Caveat that we are just one team with one repo, not 22,000 developers. But every metric we measured went the opposite way to Faros.
| Metric | Faros — AI, no plan gate | Us — AI + plan gate |
|---|---|---|
| PR review time (open → merge) | 5.4× slower (+441%) | 4.7× faster |
| Incidents / CI failures | 3.4× more (+243%) | 2.6× fewer (22.8% → 8.6%) |
| Code churn (code thrown away) | 9.6× more (+861%) | unchanged (revert rate flat) |
| Merges with no review | 1.3× more (+31%) | none (plan reviewed first) |
| Merged PR throughput | 1.2× more (+16%) | 1.8× more |
| Changes sent back for rework | not tracked | 2.8× more often (17% vs 6%) |
Faros: change from low to high AI adoption across 22,000 developers (their reported % in brackets). Ours: before/after the plan gate, one team, three windows averaged. Directional comparison only, not a like-for-like.
The feedback cost numbers are where the mechanism shows up most clearly. A round of feedback on a PR added 15.9 hours to delivery. Seems high, but consider you have to reload context, rewrite code that's already been built, get the reviewer back, wait for CI again. On a plan, it's 0.7 hours, before any code exists. That gap is why we now send work back 17% of the time vs 6% before, 2.8× more often, all of it landing before a line is written.
13 of 165 reviewed plans were rejected and dropped outright.² Zero code written, zero CI minutes, zero reviewer time. Faros can't see that in their telemetry as it never hits any metric they'd track.
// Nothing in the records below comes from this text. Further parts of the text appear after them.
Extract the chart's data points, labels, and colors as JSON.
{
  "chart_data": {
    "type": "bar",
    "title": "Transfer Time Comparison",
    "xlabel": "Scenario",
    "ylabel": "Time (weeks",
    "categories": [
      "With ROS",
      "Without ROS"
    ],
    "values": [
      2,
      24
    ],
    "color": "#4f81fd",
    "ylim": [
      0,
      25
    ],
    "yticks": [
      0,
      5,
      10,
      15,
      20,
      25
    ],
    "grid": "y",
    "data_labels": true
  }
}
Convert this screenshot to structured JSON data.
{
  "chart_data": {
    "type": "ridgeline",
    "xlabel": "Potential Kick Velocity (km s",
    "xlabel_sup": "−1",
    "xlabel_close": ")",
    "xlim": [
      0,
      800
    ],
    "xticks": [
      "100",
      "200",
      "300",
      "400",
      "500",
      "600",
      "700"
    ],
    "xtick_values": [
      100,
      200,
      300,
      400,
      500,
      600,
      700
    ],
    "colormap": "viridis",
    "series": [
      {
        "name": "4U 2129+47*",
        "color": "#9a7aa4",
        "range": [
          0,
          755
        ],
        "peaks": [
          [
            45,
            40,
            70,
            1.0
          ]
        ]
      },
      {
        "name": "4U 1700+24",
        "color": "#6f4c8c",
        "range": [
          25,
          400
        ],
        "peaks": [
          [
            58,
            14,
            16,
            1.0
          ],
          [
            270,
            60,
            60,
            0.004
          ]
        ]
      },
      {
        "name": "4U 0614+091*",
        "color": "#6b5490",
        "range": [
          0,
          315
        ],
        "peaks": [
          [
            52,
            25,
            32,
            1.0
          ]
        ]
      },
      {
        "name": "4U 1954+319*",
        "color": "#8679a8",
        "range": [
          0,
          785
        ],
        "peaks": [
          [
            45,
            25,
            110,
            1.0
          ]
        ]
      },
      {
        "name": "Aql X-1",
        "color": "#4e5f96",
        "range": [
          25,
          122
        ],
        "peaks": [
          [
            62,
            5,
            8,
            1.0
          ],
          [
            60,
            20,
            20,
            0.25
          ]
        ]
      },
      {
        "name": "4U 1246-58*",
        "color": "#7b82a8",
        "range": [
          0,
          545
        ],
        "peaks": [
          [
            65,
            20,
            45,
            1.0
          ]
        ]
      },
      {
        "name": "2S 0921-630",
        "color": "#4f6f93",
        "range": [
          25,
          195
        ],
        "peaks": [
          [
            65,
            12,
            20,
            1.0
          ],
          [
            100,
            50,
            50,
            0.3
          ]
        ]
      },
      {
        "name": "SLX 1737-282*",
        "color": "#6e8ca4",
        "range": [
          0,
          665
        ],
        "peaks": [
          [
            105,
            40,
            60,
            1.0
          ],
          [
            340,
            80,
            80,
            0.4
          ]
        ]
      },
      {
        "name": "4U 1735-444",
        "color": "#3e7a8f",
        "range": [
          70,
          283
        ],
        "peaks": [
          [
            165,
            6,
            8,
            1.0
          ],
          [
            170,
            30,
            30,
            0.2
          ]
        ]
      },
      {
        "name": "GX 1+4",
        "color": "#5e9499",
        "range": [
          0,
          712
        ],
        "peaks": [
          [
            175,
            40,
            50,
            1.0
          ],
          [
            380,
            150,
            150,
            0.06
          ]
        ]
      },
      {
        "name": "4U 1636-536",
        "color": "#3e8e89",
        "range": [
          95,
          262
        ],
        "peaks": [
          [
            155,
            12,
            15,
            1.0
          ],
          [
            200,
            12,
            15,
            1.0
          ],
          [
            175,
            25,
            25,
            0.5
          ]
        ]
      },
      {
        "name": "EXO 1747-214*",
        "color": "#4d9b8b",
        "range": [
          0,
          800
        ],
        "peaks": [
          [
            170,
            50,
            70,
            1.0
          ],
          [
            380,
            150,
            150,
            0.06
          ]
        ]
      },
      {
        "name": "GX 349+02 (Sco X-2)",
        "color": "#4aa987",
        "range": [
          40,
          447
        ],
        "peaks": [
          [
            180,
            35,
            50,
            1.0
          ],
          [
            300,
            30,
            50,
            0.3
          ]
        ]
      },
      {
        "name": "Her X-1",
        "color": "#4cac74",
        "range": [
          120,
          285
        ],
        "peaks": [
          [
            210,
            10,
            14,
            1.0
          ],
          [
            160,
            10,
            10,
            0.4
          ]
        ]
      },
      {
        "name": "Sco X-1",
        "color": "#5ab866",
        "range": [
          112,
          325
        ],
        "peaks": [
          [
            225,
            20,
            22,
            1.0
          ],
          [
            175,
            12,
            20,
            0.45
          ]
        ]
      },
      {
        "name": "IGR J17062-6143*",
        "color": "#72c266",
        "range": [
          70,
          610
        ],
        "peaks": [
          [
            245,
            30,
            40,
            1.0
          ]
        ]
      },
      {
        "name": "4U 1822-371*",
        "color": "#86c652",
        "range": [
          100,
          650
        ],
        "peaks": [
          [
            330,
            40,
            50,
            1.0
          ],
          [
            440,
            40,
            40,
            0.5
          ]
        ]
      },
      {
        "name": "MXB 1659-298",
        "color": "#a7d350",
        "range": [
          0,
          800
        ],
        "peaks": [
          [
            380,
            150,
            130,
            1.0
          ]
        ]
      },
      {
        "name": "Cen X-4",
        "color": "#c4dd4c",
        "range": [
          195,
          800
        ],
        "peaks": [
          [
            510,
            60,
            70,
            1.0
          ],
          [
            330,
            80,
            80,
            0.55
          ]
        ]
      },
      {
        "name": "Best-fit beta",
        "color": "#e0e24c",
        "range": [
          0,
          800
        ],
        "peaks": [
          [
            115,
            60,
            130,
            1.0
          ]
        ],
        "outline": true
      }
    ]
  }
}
If we look into just a week of Cursor agent builds, the numbers look even more impressive: median time from approved plan to PR around 14 minutes.¹ The building runs on Composer 2.5 — $0.07 to $0.44 per task on average. Opus would run $4 to $5 for the same thing.
Why the numbers go the other way
Faros states work restarts are up 13.8%. Their framing: tasks moving back to in-progress after another stage, which costs the developer the context they'd already set down. A restart on a PR costs around 16 hours of rebuilding context and rewriting code that was already written. On a plan, it's about 45 minutes, before a line of code exists.
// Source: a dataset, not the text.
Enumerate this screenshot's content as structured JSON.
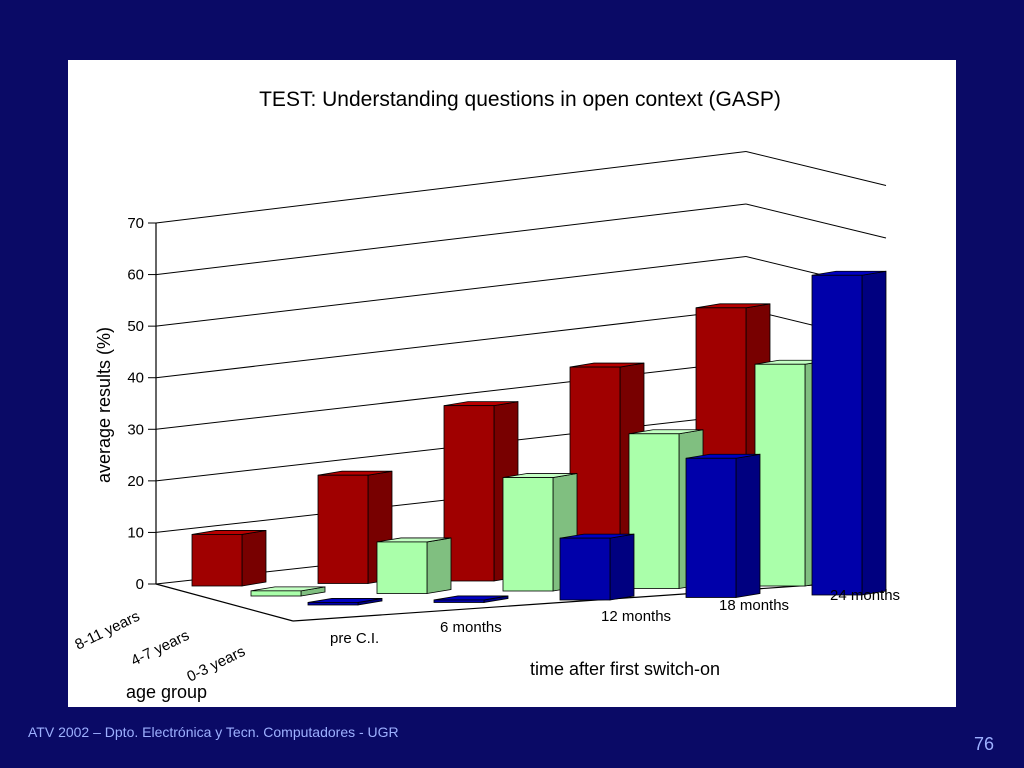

That gap is why our feedback numbers look different. More feedback, arriving earlier. Fewer broken ideas get as far as the build stage. Fewer bad builds in production, less churn, and your senior engineers stop spending their afternoons reconstructing intent from a two-thousand-line diff that arrived without any.
There's another thing the plan enables: the adversarial check. You need a document that describes what done means before the agent runs — that's the thing you're checking against. Without a plan, you're back to reading the diff and hoping.
The gap between knowing and acting
Faros ends the report with: "The gap between knowing and acting is the only gap that matters now."
Their data tells you what's happening: AI is producing more code than your existing processes were built to absorb, and the quality gap is widening as adoption deepens. Adding more review, more QA, and more incident response at the end doesn't fix the structural problem. The fix is upstream, in the authoring stage, before the agent runs.
If your numbers look anything like theirs, you know where to start.
We wrote up how a week of this looks in practice here, and the case for why we review plans instead of code is at notyourpeer.com.
¹ Fastest around 5 minutes, slowest around 36. Most runs happened while I had gone off to do something else — median over mean.
² Writing a plan that someone else would sign off on is, in a slightly uncomfortable way, harder than writing code. You have to know what you actually think before you start. Most rejected plans don't know what problem they're solving yet. Agents are much better at filling in gaps than at challenging your intent.